• Colocaré tu orinalito junto al sofá. No vamos a usarlo hasta que TÚ desees. Si quieres, puedes sentarte en él, pero con tu ropa puesta, solo para ver cómo se siente.
  • Parece que tienes que hacer popó. Aquí en el mercado, los orinalitos tienen botones automáticos, aquellos ruidosos de ahí. ¿Quieres intentarlo aquí? ¿Quizás solo podemos mirar dentro y ver cómo te sientes? O podemos buscar un lugar tranquilo donde puedas hacer popó en tu Pull-Ups®, y, luego, te cambio. Después podemos lavarnos las manos en el baño, y simplemente mirar los ruidosos orinalitos para conocerlos.
  • Prueba sentarte hacia atrás en el orinalito grande, hacia el depósito. Eso te ayudará a sentirte más seguro.
  • Ey, ¿quieres intentar tirar de la cadena, solo por diversión? Veamos qué sucede cuando el agua se va.
  • ¿Puedes cortar un poco de papel higiénico para mí? ¡Eres mi ayudante oficial!
  • Tengo muchas ganas de ir al baño. ¿Quieres correr una carrera hasta allí? (Una vez que estés allí, fíjate si quiere usar el orinalito como tú).
  • Tengamos una misión: busquemos el baño en la casa de la tía Linda. ¿Es aquí? ¿Por aquí? Ah, ¡ahora sabemos dónde encontrarlo cuando lo necesitemos más tarde!
  • ¡Mira a esa perrita haciendo una gran popó! Parece que se siente mucho mejor ahora que ya ha conseguido que salga toda la popó. Después de nuestra caminata, quizás puedas intentar que tu popó salga también.
  • Tus sábanas están húmedas. Vamos a limpiarte.

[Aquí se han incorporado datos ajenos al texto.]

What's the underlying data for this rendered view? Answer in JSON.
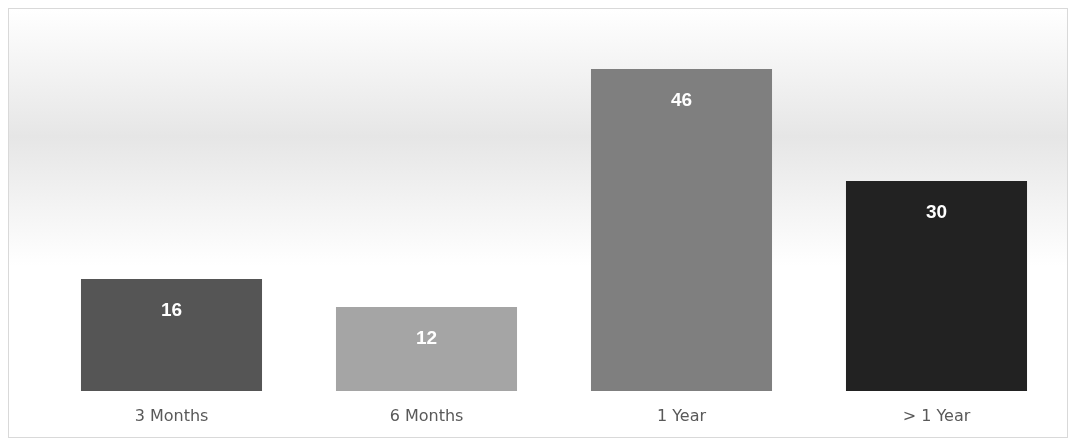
{
  "chart_data": {
    "type": "bar",
    "categories": [
      "3 Months",
      "6 Months",
      "1 Year",
      "> 1 Year"
    ],
    "values": [
      16,
      12,
      46,
      30
    ],
    "colors": [
      "#555555",
      "#a5a5a5",
      "#7f7f7f",
      "#222222"
    ],
    "data_labels": true
  }
}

No te preocupes; aprender a ir al baño por la noche es muy diferente que durante el día.
  • Veo que, a veces, te gusta esconderte cuando haces popó. Ayúdame a encontrar un lugar donde podamos poner tu pequeño orinalito para que sientas que también puedes tener privacidad cuando intentes en el orinalito.

Dale mucha tranquilidad a tu pequeña tortuga. Las tortugas son muy atentas y observan cada pequeño cambio en su entorno; esto puede hacer que se sientan inseguras. A veces, tu pequeña tortuga solo intenta aferrarse a algo parecido a una vida previsible y los pañales han sido una gran parte de ella hasta el momento. La exposición gradual es clave para las tortugas. Incorpora el orinalito indiferentemente en el baño. Haz que tu tortuga pase unos minutos sin pañal para ver cómo se siente. Permite que las tortugas vean los hábitos del baño del resto de la familia. No seas demasiado insistente, o tu tortuga se frustrará. Si la dejas sentir que tiene el control, tu tortuga logrará un aprendizaje exitoso. Asegúrate de que tu pequeña tortuga no evite el orinalito, lo que puede provocar un estreñimiento doloroso. En la escuela, ofrece a tu tortuga las comodidades del hogar, como una manta familiar para el momento de descanso. Es recomendable que también explores las frases de aprendizaje de otras personalidades, para ver cuál funciona mejor con tu hijo.